According to the facts relied upon by the court, Joan Stevenson worked for Huntington Memorial Hospital for over 30 years. Shortly before her dismissal by the hospital, Ms. Stevenson took a period of approved medical leave from work. She informed the hospital that she wanted to return to work well within the period during which her right to reinstatement was guaranteed by hospital policy. Despite this, the hospital refused to reinstate her to her old position or to reinstate her to another position pending an available opening in her original job. Ultimately, the hospital fired Ms. Stevenson and she sued for age discrimination.

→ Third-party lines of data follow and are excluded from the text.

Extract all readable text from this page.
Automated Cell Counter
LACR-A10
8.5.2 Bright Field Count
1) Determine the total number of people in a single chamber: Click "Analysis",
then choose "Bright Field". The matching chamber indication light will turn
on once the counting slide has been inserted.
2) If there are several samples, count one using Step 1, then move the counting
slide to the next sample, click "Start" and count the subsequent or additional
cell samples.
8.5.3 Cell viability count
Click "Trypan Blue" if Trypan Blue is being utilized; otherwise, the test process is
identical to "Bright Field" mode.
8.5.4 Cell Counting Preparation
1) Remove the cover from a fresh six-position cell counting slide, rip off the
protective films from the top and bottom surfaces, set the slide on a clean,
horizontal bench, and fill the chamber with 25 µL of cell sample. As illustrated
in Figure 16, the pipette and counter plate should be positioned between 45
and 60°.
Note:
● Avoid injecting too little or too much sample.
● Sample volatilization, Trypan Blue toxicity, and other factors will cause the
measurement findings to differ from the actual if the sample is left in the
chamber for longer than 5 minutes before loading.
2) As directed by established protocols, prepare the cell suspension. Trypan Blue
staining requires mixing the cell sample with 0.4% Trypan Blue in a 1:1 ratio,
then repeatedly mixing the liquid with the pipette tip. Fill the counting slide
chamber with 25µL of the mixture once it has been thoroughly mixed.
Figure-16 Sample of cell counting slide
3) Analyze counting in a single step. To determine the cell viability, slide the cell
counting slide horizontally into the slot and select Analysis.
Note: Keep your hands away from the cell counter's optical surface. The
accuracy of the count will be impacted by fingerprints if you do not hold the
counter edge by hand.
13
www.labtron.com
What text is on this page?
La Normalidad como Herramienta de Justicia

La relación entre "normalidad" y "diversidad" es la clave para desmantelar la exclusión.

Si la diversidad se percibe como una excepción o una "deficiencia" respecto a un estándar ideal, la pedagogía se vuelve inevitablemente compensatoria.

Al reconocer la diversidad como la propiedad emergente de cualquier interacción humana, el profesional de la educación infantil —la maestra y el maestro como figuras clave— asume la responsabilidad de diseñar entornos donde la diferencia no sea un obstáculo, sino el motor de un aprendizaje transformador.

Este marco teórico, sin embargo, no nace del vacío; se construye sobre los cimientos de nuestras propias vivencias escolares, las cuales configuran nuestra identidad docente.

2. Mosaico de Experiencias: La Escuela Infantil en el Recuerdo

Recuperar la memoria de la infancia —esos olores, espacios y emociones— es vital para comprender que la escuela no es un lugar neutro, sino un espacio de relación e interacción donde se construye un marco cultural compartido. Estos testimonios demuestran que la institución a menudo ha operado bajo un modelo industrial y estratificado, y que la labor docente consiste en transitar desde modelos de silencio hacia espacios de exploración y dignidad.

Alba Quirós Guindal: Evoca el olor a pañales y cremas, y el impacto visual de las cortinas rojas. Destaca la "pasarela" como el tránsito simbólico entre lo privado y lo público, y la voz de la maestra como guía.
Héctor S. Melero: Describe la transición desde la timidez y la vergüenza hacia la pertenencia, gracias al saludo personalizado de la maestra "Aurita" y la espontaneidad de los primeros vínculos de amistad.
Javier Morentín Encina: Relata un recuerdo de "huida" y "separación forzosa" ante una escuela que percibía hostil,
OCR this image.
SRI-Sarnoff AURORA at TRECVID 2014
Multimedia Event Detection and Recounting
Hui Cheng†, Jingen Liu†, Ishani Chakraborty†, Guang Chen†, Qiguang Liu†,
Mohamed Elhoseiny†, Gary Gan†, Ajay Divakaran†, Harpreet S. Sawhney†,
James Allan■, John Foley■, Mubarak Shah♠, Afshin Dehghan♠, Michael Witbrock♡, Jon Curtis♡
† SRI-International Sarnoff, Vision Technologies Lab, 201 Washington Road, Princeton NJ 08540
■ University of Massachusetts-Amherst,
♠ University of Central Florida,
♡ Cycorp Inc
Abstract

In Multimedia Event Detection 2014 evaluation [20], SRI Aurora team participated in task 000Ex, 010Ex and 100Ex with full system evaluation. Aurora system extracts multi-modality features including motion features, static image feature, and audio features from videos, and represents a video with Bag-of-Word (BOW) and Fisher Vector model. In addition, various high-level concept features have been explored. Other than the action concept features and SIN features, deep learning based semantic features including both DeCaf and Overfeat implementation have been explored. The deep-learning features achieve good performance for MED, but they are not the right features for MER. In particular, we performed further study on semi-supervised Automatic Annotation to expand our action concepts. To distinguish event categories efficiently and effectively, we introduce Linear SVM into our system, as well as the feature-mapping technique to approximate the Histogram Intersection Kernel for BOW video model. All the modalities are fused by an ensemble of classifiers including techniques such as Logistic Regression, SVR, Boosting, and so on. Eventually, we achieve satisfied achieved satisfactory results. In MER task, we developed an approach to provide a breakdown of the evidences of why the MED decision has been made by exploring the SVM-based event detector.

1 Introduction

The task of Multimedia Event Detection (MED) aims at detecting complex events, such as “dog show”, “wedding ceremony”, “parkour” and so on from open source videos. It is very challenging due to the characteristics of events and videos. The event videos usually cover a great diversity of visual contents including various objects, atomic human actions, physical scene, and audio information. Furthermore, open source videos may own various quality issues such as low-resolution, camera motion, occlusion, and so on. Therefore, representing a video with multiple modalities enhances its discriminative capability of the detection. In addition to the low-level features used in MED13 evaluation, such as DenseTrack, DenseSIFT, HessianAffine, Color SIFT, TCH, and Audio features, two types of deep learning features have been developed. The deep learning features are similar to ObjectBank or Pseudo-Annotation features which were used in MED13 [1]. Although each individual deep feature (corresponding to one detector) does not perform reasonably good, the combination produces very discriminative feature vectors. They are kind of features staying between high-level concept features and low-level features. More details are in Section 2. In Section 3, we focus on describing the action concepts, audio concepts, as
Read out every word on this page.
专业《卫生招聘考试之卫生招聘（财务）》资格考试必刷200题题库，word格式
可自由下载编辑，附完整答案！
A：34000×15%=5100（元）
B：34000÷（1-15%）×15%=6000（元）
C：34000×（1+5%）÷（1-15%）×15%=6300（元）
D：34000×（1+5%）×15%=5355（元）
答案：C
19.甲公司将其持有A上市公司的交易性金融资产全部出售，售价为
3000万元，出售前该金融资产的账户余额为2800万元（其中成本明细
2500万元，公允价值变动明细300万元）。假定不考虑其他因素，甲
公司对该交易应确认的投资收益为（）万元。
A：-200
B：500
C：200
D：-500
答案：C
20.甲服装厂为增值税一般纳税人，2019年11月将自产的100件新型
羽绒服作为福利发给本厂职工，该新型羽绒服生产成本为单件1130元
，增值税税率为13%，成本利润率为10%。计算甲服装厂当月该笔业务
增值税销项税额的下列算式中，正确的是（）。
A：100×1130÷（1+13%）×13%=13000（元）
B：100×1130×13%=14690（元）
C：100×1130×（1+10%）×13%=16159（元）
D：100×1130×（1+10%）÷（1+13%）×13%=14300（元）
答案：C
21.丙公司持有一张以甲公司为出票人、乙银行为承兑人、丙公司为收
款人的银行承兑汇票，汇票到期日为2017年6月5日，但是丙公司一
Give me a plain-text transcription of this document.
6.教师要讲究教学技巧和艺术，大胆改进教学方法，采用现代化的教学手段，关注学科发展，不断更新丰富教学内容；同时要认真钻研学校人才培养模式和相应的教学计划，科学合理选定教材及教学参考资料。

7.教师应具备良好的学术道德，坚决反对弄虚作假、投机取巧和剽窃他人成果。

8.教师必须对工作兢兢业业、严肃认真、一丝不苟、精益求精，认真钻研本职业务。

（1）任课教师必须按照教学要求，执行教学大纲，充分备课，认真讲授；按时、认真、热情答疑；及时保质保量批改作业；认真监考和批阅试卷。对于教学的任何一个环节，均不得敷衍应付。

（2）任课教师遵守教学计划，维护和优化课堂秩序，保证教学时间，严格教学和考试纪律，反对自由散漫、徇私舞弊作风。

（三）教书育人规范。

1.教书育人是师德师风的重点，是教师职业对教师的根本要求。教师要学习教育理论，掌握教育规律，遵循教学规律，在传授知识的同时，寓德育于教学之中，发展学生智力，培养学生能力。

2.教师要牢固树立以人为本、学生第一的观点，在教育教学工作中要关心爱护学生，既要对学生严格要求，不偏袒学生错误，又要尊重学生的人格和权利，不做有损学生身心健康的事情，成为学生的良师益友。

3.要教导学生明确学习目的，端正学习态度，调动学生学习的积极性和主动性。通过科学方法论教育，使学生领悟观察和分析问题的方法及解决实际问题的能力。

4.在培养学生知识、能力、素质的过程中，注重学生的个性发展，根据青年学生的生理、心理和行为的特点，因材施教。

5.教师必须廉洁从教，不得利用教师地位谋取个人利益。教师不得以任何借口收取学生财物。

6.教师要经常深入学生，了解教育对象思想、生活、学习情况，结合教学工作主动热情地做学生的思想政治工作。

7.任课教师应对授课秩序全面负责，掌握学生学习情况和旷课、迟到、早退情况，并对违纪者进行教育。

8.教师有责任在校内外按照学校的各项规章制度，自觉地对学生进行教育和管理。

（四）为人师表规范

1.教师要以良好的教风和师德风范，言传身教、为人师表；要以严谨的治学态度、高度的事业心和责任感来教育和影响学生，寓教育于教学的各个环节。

The court’s opinion deals primarily with the question of whether or not Ms. Stevenson was entitled to sue her employer under the common law theory that the hospital’s actions constituted a wrongful discharge because of a fundamental public policy against age discrimination. The majority of the court found that Ms. Stevenson could bring such a lawsuit – only Brown dissented. In her dissent, Brown ignored both the settled precedent of the court and the clear intent of the legislature. Brown’s own words made clear that her underlying position in this case was extreme: “...I would deny plaintiff relief because she has failed to establish the public policy against age discrimination ‘inures to the benefit of the public’ or is ‘fundamental and substantial.’”941 P.2d at 1177. Later in her dissent she even made the following highly questionable assertion: “Discrimination based on age is not, however, like race and sex discrimination. It does not mark its victim with a ‘stigma of inferiority and second class citizenship’ (citations omitted); it is the unavoidable consequence of that universal leveler: time.” 941 P.2d at 1187. As the majority explained, Brown’s dissent was “second-guessing the legislature” and “refuses to accept” the court’s prior precedent. 941 P.2d at 1174,1172.